Advice From a Lender: SunTrust Exec Adam Oates

SunTrust Community Capital President Adam Oates discusses what multifamily investors need to be aware of and his company's strategies going forward.

By Keith Loria

adam oatesSunTrust Community Capital is a wholly owned subsidiary of SunTrust Bank and provides debt and equity capital for real estate projects and businesses that economically benefit communities throughout the SunTrust footprint.

As president of the company, Adam Oates leads his team in helping investors and developers achieve their vision through changing and often challenging market conditions.

Although SunTrust Community Capital has a geographic focus on the southeastern U.S., it also follows clients across the country, whether clients focus on residential or commercial real estate, including multifamily, office, industrial and retail.

Oates recently spoke with MHN about what he’s experienced in 2017.

What have you seen so far in 2017 when it comes to multifamily investment opportunities in your area?

The institutional buyer has returned in 2017 after ceding ground to more local buyers last year. Our borrowers are fielding more calls from interested purchasers.

What do you see as the major trends in your sector? What is on your radar?

From a capital perspective, everything is moving more slowly. Lease-ups are generally on budget, but behind on timing. Payoffs and refinances are taking longer to achieve, but mainly because stabilization is taking longer. Lenders are at or near their hold positions on multifamily, so we’ve seen some lender push into other food groups, particularly industrial. 

There’s an affordability crisis in the United States, and it isn’t being addressed by Class A construction which requires $2.00/SF+ rents. We’re seeing municipalities with an increasing focus on inclusionary zoning and developers beginning to talk more about affordability and workforce housing.

What’s your biggest piece of advice with today’s current market?

Patience. Good projects are getting harder to find all the time. There’s capital building up on the sidelines, but we want to see sponsors with the discipline to wait for the right opportunity and not just rush to “feed the machine.”

Looking ahead to the next six months, what are three things that you are keeping an eye on?

Construction Costs. They keep going up and it’s putting a strain on financial viability of projects. In particular, after Hurricanes Harvey and Irma, we expect a labor and materials shortage in the southeast to compound the existing cost escalation. Nailing down costs for projects in the pipeline is going to be difficult.

The rent ceiling. We’ve seen concessions creep into a number of our markets. After seeing many markets break through into pricing levels that previously hadn’t been achieved, then continuing to accelerate, we see several markets that appear to be at a peak or plateau.

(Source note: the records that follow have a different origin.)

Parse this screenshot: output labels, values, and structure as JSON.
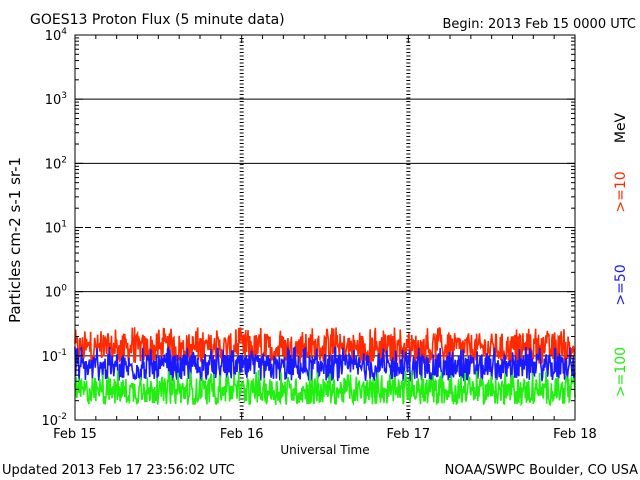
{
  "header": {
    "title": "GOES13 Proton Flux (5 minute data)",
    "begin": "Begin: 2013 Feb 15 0000 UTC"
  },
  "footer": {
    "updated": "Updated 2013 Feb 17 23:56:02 UTC",
    "credit": "NOAA/SWPC Boulder, CO USA"
  },
  "legend": {
    "unit": "MeV",
    "items": [
      {
        "label": ">=10",
        "color": "#ff2a00"
      },
      {
        "label": ">=50",
        "color": "#1a1aff"
      },
      {
        "label": ">=100",
        "color": "#22ee11"
      }
    ]
  },
  "chart_data": {
    "type": "line",
    "yscale": "log",
    "ylim": [
      0.01,
      10000
    ],
    "xlim": [
      "2013-02-15",
      "2013-02-18"
    ],
    "xlabel": "Universal Time",
    "ylabel": "Particles cm-2 s-1 sr-1",
    "xticks": [
      "Feb 15",
      "Feb 16",
      "Feb 17",
      "Feb 18"
    ],
    "yticks": [
      0.01,
      0.1,
      1,
      10,
      100,
      1000,
      10000
    ],
    "series": [
      {
        "name": ">=10",
        "color": "#ff2a00",
        "baseline": 0.13,
        "peak": 0.28,
        "noise": 0.25
      },
      {
        "name": ">=50",
        "color": "#1a1aff",
        "baseline": 0.065,
        "peak": 0.14,
        "noise": 0.22
      },
      {
        "name": ">=100",
        "color": "#22ee11",
        "baseline": 0.028,
        "peak": 0.06,
        "noise": 0.22
      }
    ]
  }
}
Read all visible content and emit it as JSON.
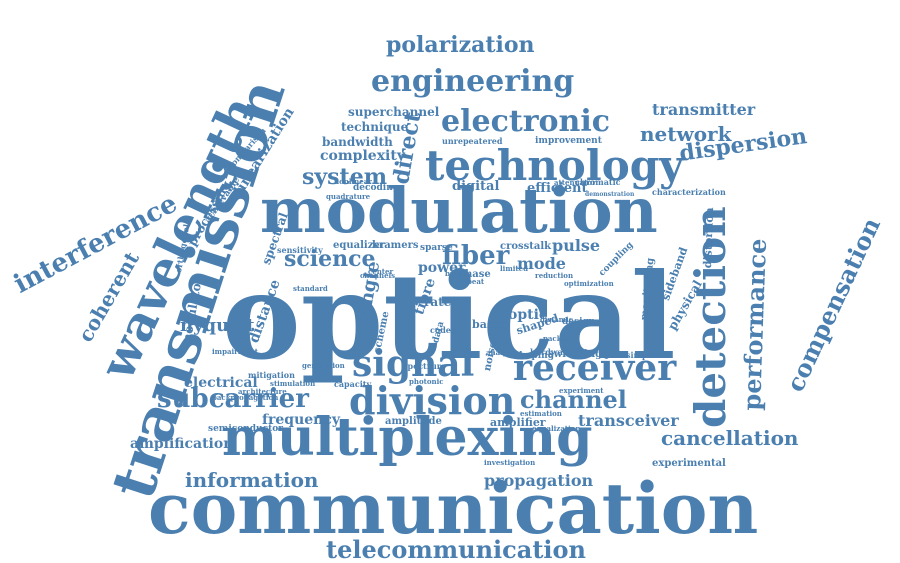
{
  "colors": {
    "word": "#4a7fb0",
    "background": "#ffffff"
  },
  "words": [
    "optical",
    "communication",
    "modulation",
    "multiplexing",
    "transmission",
    "wavelength",
    "detection",
    "technology",
    "receiver",
    "division",
    "signal",
    "engineering",
    "electronic",
    "polarization",
    "interference",
    "compensation",
    "performance",
    "telecommunication",
    "fiber",
    "science",
    "subcarrier",
    "channel",
    "network",
    "dispersion",
    "transmitter",
    "cancellation",
    "information",
    "system",
    "coherent",
    "nyquist",
    "transceiver",
    "propagation",
    "amplification",
    "electrical",
    "frequency",
    "direct",
    "single",
    "complexity",
    "bandwidth",
    "superchannel",
    "technique",
    "efficient",
    "digital",
    "mode",
    "pulse",
    "power",
    "phase",
    "tibre",
    "rate",
    "optic",
    "distance",
    "spectral",
    "linearization",
    "processing",
    "comparison",
    "modulator",
    "equalizer",
    "sparse",
    "crosstalk",
    "experimental",
    "characterization",
    "distortion",
    "physical",
    "sideband",
    "amplitude",
    "amplifier",
    "semiconductor",
    "capacity",
    "improvement",
    "unrepeatered",
    "monitoring",
    "simplified",
    "based",
    "shaped",
    "switching",
    "shaping",
    "hardware",
    "decoding",
    "kramers",
    "sensitivity",
    "achievable",
    "orthogonal",
    "mitigation",
    "architecture",
    "attenuator",
    "chromatic",
    "demonstration",
    "spectrum",
    "investigation",
    "estimation",
    "experiment",
    "coupling",
    "design",
    "scheme",
    "noise",
    "data",
    "coded",
    "burst",
    "beat",
    "backpropagation",
    "impairment",
    "standard",
    "center",
    "generation",
    "stimulation",
    "nonlinear",
    "quadrature",
    "packet",
    "photonic",
    "optimization",
    "equalization",
    "dynamic",
    "analysis",
    "limited",
    "reduction",
    "channels"
  ]
}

Land pricing. With the continued upward trend on many commodities and labor, land basis is one of the levers that needs to move to increase the number of viable projects out there.  So far, we haven’t seen land sellers budging much.

What was your strategy going into 2017, and how is it playing out now that we’ve reached fall?

Our strategy was to try to maintain close to our same level of exposure to multifamily, but to lower our leverage point as we recycled capital. With the acquisition of the Pillar platform at the end of 2016, we also hoped to leverage our construction dollars to create more fee-generating opportunities in the permanent loan markets. We are seeing fewer construction deals than expected that meet all of our investment criteria, and the ones that do have many competitive suitors. However, the in-house capabilities to bring agency executions through Pillar are putting us in a more competitive position to chase the right construction and bridge loan opportunities.

What do you feel is the most important thing that investors need to be aware of in today’s multifamily environment?

Understanding supply. When we see dynamics of oversupply in a particular market, there’s almost no sponsor or leverage point that can make the project a compelling place to deploy debt capital.